29 October, 2011

Make That Double Dipper....


I gave the Dusky 2 1⁄2 hours this morning, but not a sniff of it. The wind had shifted and picked up, and if its still in the area its gone somewhere with more shelter and less access. Not unexpected, but still.... dips hurt. I did succeed in stalking and seeing various tacking Robins and Wrens in assorted hedges, which is good practice at least [[Yes, straws, clutched at]]. A few hardy souls, both new and familiar were also in on the collective misery, and, well, that's all I have to say.

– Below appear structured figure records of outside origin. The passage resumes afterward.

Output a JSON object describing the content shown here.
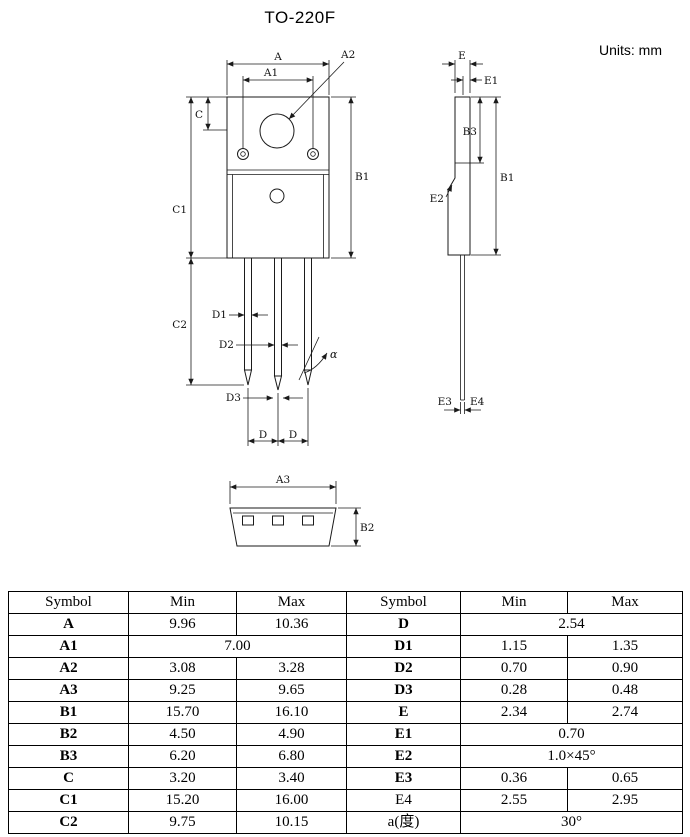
{
  "page": {
    "title": "TO-220F",
    "units": "Units: mm"
  },
  "drawing": {
    "front": {
      "a": "A",
      "a1": "A1",
      "a2": "A2",
      "c": "C",
      "c1": "C1",
      "c2": "C2",
      "b1": "B1",
      "d1": "D1",
      "d2": "D2",
      "d3": "D3",
      "d_left": "D",
      "d_right": "D",
      "alpha": "α"
    },
    "side": {
      "e": "E",
      "e1": "E1",
      "b3": "B3",
      "b1": "B1",
      "e2": "E2",
      "e3": "E3",
      "e4": "E4"
    },
    "bottom": {
      "a3": "A3",
      "b2": "B2"
    }
  },
  "table": {
    "headers": [
      "Symbol",
      "Min",
      "Max",
      "Symbol",
      "Min",
      "Max"
    ],
    "rows": [
      {
        "l_sym": "A",
        "l_min": "9.96",
        "l_max": "10.36",
        "r_sym": "D",
        "r_span": "2.54"
      },
      {
        "l_sym": "A1",
        "l_span": "7.00",
        "r_sym": "D1",
        "r_min": "1.15",
        "r_max": "1.35"
      },
      {
        "l_sym": "A2",
        "l_min": "3.08",
        "l_max": "3.28",
        "r_sym": "D2",
        "r_min": "0.70",
        "r_max": "0.90"
      },
      {
        "l_sym": "A3",
        "l_min": "9.25",
        "l_max": "9.65",
        "r_sym": "D3",
        "r_min": "0.28",
        "r_max": "0.48"
      },
      {
        "l_sym": "B1",
        "l_min": "15.70",
        "l_max": "16.10",
        "r_sym": "E",
        "r_min": "2.34",
        "r_max": "2.74"
      },
      {
        "l_sym": "B2",
        "l_min": "4.50",
        "l_max": "4.90",
        "r_sym": "E1",
        "r_span": "0.70"
      },
      {
        "l_sym": "B3",
        "l_min": "6.20",
        "l_max": "6.80",
        "r_sym": "E2",
        "r_span": "1.0×45°"
      },
      {
        "l_sym": "C",
        "l_min": "3.20",
        "l_max": "3.40",
        "r_sym": "E3",
        "r_min": "0.36",
        "r_max": "0.65"
      },
      {
        "l_sym": "C1",
        "l_min": "15.20",
        "l_max": "16.00",
        "r_sym": "E4",
        "r_min": "2.55",
        "r_max": "2.95"
      },
      {
        "l_sym": "C2",
        "l_min": "9.75",
        "l_max": "10.15",
        "r_sym": "a(度)",
        "r_span": "30°"
      }
    ]
  }
}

So, time to head back, but perhaps there was a consolation - a nice drake American Wigeon has been hanging around with the Wigeon on the Exe. With the tide up and going down, a detour to Cockwood Crossing might provide a welcome Devon Tick?

Would it hell... A thousand or so Wigeon, ok not that close but with the Big Scope all I needed was line of sight. I got a tantalising glimpse, but they kept getting flushed [never saw by what, trains didn't seem to bother them, nor planes...] and as the tide went down, the dead zone of Shutterton Creek got bigger, and then half of them plonked down in it. The rest [557 - yes I counted them!] spread out nicely [at last] and showed the yank was not amongst them.. Rats. Then they too flushed into the Creek. After almost 2 1⁄2 hours [again..] in the cold I left, muttering about damming that damn creek.....

[[Edit: I also saw some nice birds, as you'd expect on the Exe, including R-B Mergansers showing quite well, and one of those very white Shags, plus Redshank and Curlew coming quite close, oh and the Brents were as gorgeous as ever. So not an entire loss, but still vexing. At Gore Lane a female GSW was quite nice if a little brief and the first 4 Fieldfare of the autumn {for me} went over.]]

For the Goddess of Birding Blesses Whom She Pleaseth and Punishes Whom She Pleaseth and She May Not Be Predicted.